Sure thing. Robyn stood for a moment more after the other two had walked through to the lounge. And did he think she was a sure thing too? Like all the women who flocked to his dark aura? Thought he only had to click his fingers, no doubt.
Think again, Clay Lincoln. She drew her lips together, her brown eyes narrowing. This was one man she wouldn’t touch with a barge pole. And she was out of here, right now.

CHAPTER THREE
‘SO HOW was the dinner party last night? Cassie serve up salmonella along with the main course, or is there another reason why you look like you ought to be in bed this morning?’ Drew’s voice was light but her baby-blue eyes were anxious as she surveyed Robin’s white face.
‘I’m fine, Drew.’ Robyn had just opened the door to her assistant and now she stood aside, waving Drew in as she said, ‘The coffee pot’s on.’
‘Robyn, you look awful.’ Never one to beat about the bush Drew turned to face her after Robyn had shut the door. ‘Go back to bed, I can manage here.’
That was ridiculous and they both knew it. They had a product launch for a cosmetic company the next day and Robyn had fought off some powerful competition to acquire it. Everything had to be faultless and flawless; she had promised a polished launch with maximum flair and that meant working until late evening as it was, and then a six o’clock start on Monday morning.

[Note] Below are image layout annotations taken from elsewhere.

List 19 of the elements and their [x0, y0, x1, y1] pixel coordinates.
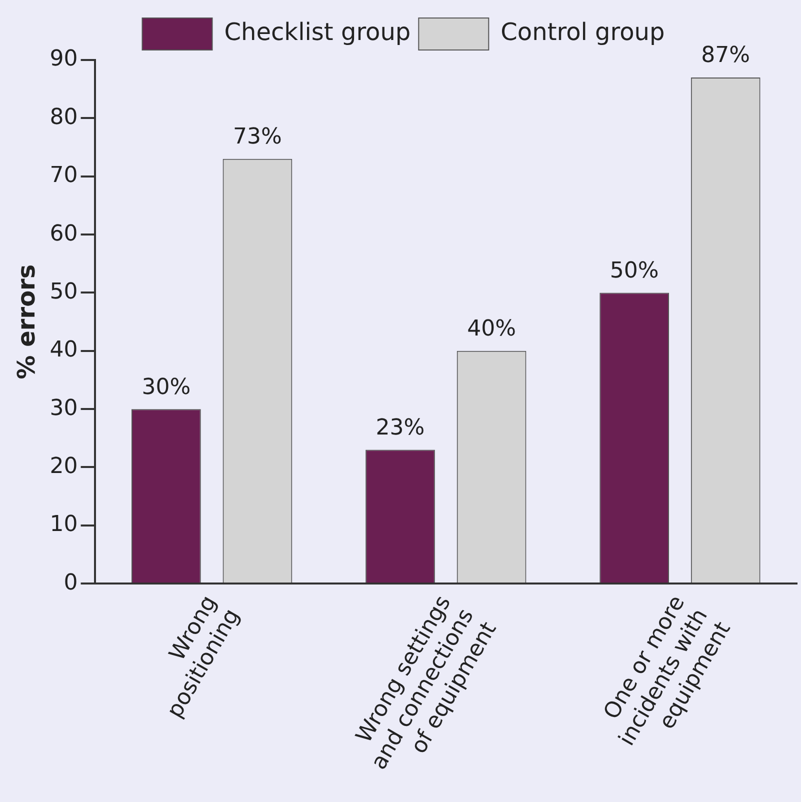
data-label: 30% [142, 374, 191, 400]
y-tick-label: 60 [50, 221, 78, 246]
y-tick-label: 90 [50, 46, 78, 72]
y-tick-label: 50 [50, 279, 78, 304]
data-label: 50% [610, 258, 659, 284]
y-tick-label: 30 [50, 396, 78, 421]
y-tick-label: 40 [50, 338, 78, 363]
data-label: 23% [376, 416, 425, 441]
data-label: 73% [233, 124, 282, 150]
data-label: 87% [701, 43, 750, 68]
legend-label: Checklist group [224, 18, 411, 46]
y-tick-label: 20 [50, 454, 78, 479]
data-label: 40% [467, 316, 516, 342]
legend-label: Control group [500, 18, 665, 46]
y-axis-title: % errors [12, 264, 41, 380]
y-tick-label: 80 [50, 104, 78, 130]
y-tick-label: 0 [64, 570, 78, 596]
y-tick-label: 70 [50, 163, 78, 188]
y-tick-label: 10 [50, 512, 78, 538]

‘I’m all right, really.’ Robyn managed a fairly normal smile in spite of the fact she hadn’t slept a wink all night and had been downstairs at her desk by five. ‘I just didn’t sleep well, that’s all,’ she added with a fair attempt at nonchalance.
‘Have you eaten breakfast?’ And at Robyn’s shake of the head Drew scolded, ‘And I bet you were up at the crack of dawn too! Honestly, Robyn, sometimes I think you haven’t got the sense you were born with. You can’t work like you do and skip meals. I’ll make some toast and you’ll sit and eat it before you do anything else.’
‘Thanks, Mum.’ But Robyn was laughing now. This was the other side of Drew that few people saw—the fussy, motherly side—and it was a complete antithesis to the dizzy, frivolous image the attractive blonde normally projected. But then, who knew what anyone else was really like? Robyn thought soberly as Drew bustled off upstairs. Certainly Clay didn’t have the faintest idea what or who she was.
And then she caught herself angrily. No more thinking about Clay Lincoln! She’d wasted all the night hours fretting and walking the floor, and who cared what he thought about her anyway. He’d labelled her an empty-headed, amorous little flirt at sixteen who’d been ready and willing to jump into bed with any male, and now she’d risen to a sour, ruthless-minded business woman who wasn’t averse to using her body to get what she wanted.
She ground her teeth, furious with herself because it still rankled. Because it shouldn’t matter. He was nothing. Nothing.
She had left Cass’s immediately after the episode in the kitchen, pleading a headache, and she hadn’t looked at Clay once, not even when she had said goodbye. Even then she had kept her gaze somewhere behind his left ear.
But somehow—and this was the worst thing of all—she couldn’t get the memory of what that kiss had done to her out of her head and her senses. She touched her lips unconsciously, her eyes wide and unseeing. How could she have responded like that to a man she loathed and detested? He was dangerous. He was so, so dangerous. And unprincipled. And base. And—
She was saved from further reflection by Drew calling down to say she was fixing scrambled eggs on toast and Robyn must come now, not a minute, not a second later.

The two women worked non-stop for the rest of the day with just a ten-minute break at lunch for sandwiches and more coffee, and after Robyn had waved Drew off at just gone five o’clock she continued at her desk until her brain was as scrambled as the eggs at breakfast and the sky was pitch black outside.